Assez difficile pour moi d’écrire sur ce roman. Ce n’est pas un réel coup de coeur, mais j’ai beaucoup aimé la façon d’aborder le sujet de ce changement d’identité de ces jumelles et le fait qu’une n’ait pas voulu rendre la véritable identité à sa soeur. Le roman est lancinant, on suit l’histoire d’Helen au fil des pages. Un chapitre sur son enfance suivi d’un chapitre sur sa vie actuelle et ainsi de suite. Cette façon, pas nouvelle, de construire le roman permet au lecteur de découvrir la vie de cette petite fille devenue adulte. J’écrivais lancinant, certes, mais j’ai toujours eu envie d’aller plus loin dans ma lecture, même si elle a été assez longue car malgré mon envie, je n’ai pas eu le temps d’avancer plus vite. C’est certes assez psychologique mais j’aurais été plus encline à m’attacher au personnage d’Helen si la couverture avait été toute autre. Comme quoi, le visuel peut jouer.

Pourquoi je ne me suis pas attachée à Helen ? Dès le départ, l’auteur nous la montre comme la petite fille qui a tout. Elle est jolie, aimée de sa mère, si celle-ci peut aimer à ce moment-là, avec énormément d’amies et qui fait de sa soeur, Ellie, qui a eu un problème à la naissance son souffre-douleur. Mais avec le changement d’identité, qu’elle a voulu pour une journée et qui va donc durer, c’est Helen qui va souffrir le plus. Pourtant, je n’ai pas pu la plaindre. J’ai plutôt pensé aux prédispositions génétiques par rapport au père et à la mère. En effet, un enfant qui a un ou des parents, proches ou éloignés, qui souffrent de troubles mentaux peut en souffrir également. Mais pour Helen, il y a tout ce qu’elle subit également et ce pendant de nombreuses années. Entre l’enfermement en centre, sa libération à 18 ans, sa tentative de trouver du travail, sa reconstruction avec l’amour d’un homme et le dessin.
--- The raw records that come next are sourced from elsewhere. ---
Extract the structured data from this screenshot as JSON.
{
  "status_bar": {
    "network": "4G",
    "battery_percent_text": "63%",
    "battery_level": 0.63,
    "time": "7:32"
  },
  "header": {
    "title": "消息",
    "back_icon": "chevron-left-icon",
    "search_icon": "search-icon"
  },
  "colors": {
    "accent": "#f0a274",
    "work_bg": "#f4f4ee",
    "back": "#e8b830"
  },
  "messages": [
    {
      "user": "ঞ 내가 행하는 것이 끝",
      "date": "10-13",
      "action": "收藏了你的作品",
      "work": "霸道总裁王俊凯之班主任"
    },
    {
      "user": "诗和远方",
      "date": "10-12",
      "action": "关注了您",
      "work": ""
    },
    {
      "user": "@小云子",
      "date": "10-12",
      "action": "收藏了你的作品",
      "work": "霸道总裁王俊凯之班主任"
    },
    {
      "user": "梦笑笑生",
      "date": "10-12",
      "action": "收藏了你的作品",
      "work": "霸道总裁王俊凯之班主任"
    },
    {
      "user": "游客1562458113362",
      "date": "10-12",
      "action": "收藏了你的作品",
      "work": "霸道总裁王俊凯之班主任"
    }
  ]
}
Ensuite, il y a cette fameuse lettre qu’elle a reçue de sa soeur, avant l’accident. Une lettre qu’elle mettra du temps à ouvrir et à lire. Une lettre qui lui permettra de se rendre au chevet d’Ellie. Helen a été une petite fille, après l’échange, qui semblait se moquer de tout. En effet, personne n’a voulu l’écouter. Pour ne pas souffrir, elle se retranche en elle-même, elle va boire, se droguer, être violée. De quoi marquer à jamais un être humain.
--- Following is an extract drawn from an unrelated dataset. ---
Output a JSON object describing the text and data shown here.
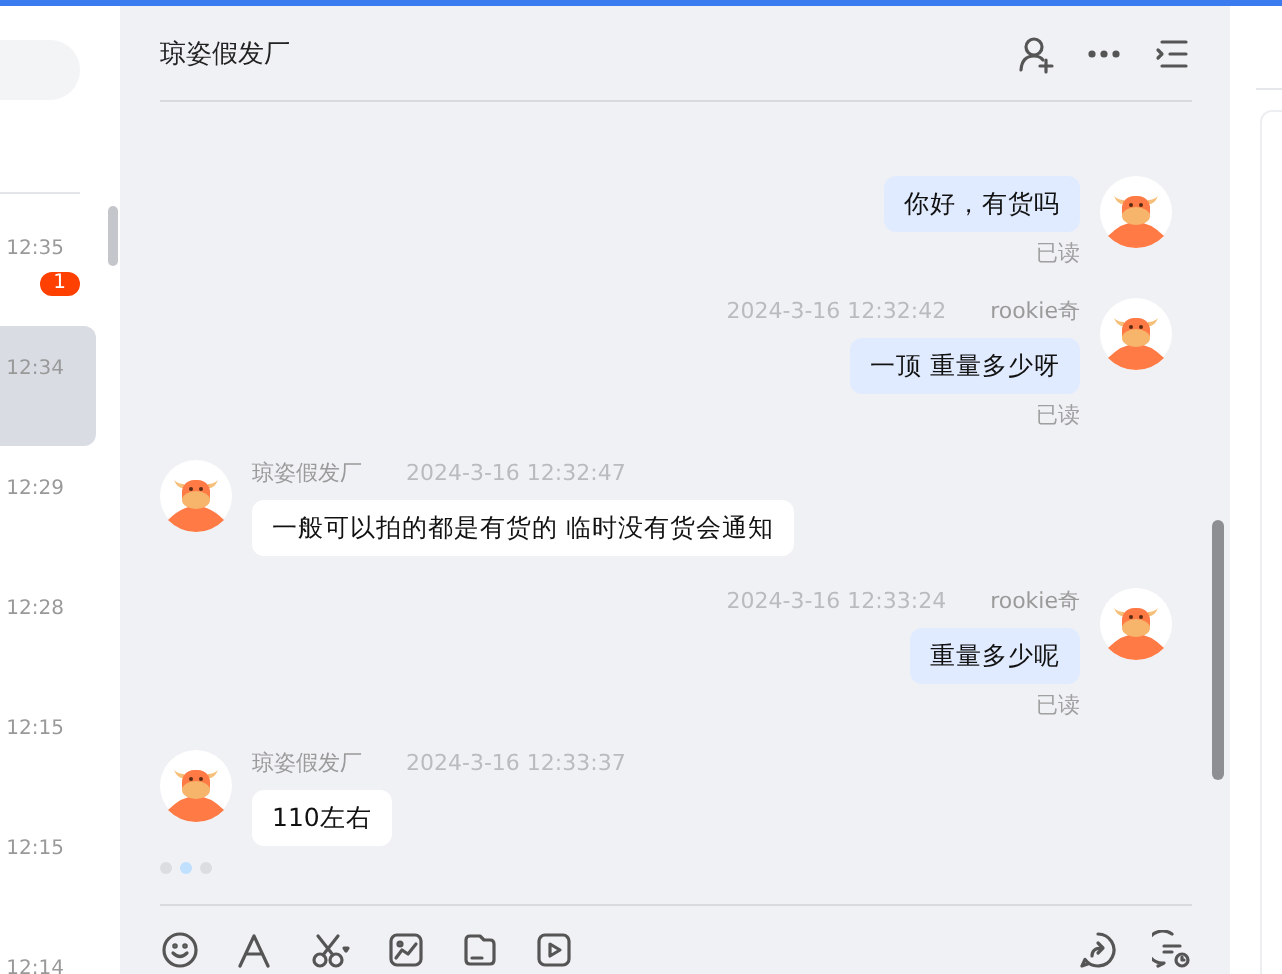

Il est dit que les jumeaux sont liés, qu’ils sont toujours là l’un pour l’autre, qu’ils ressentent tout. L’auteur nous démontre tout son contraire mais également cet état de fait. De plus, je n’ai absolument pas compris la mère car personnellement, je n’aurais pas réagi de cette façon même si elle a perdu son premier mari, tragiquement, même si elle a voulu, ensuite, être heureuse. Comment est-il possible de faire souffrir autant son enfant, ses enfants, ne pas s’en rendre compte, ne pas écouter ? Elle parle de sa fille à la troisième personne. Les révélations à son sujet n’y changeront rien. C’est donc avec les yeux, avec la voix d’Helen que l’auteur se penche sur le passé de cet enfant, devenue adulte. Elle alterne les chapitres. Sur ceux où elle raconte son passé, ce n’est pas réellement elle et c’est normal puisqu’il y a eu le changement d’identité. C’est comme si quelqu’un racontait l’histoire à sa place avec l’utilisation du tu. Je pensais avoir des soucis pour reconnaître les personnages, mais cela n’a pas été le cas. Il faut dire que j’ai fait très attention en lisant les tout premiers chapitres.

Ann Morgan détaille très bien les sentiments. Les éléments se mettent en place petit à petit par des révélations du passé et du présent. Il y a une certaine tension avec Helen qui est seule depuis l’âge de sept ans, qui a compris qu’elle ne pouvait compter que sur elle. Elle feint la folie face aux autres, pour se protéger.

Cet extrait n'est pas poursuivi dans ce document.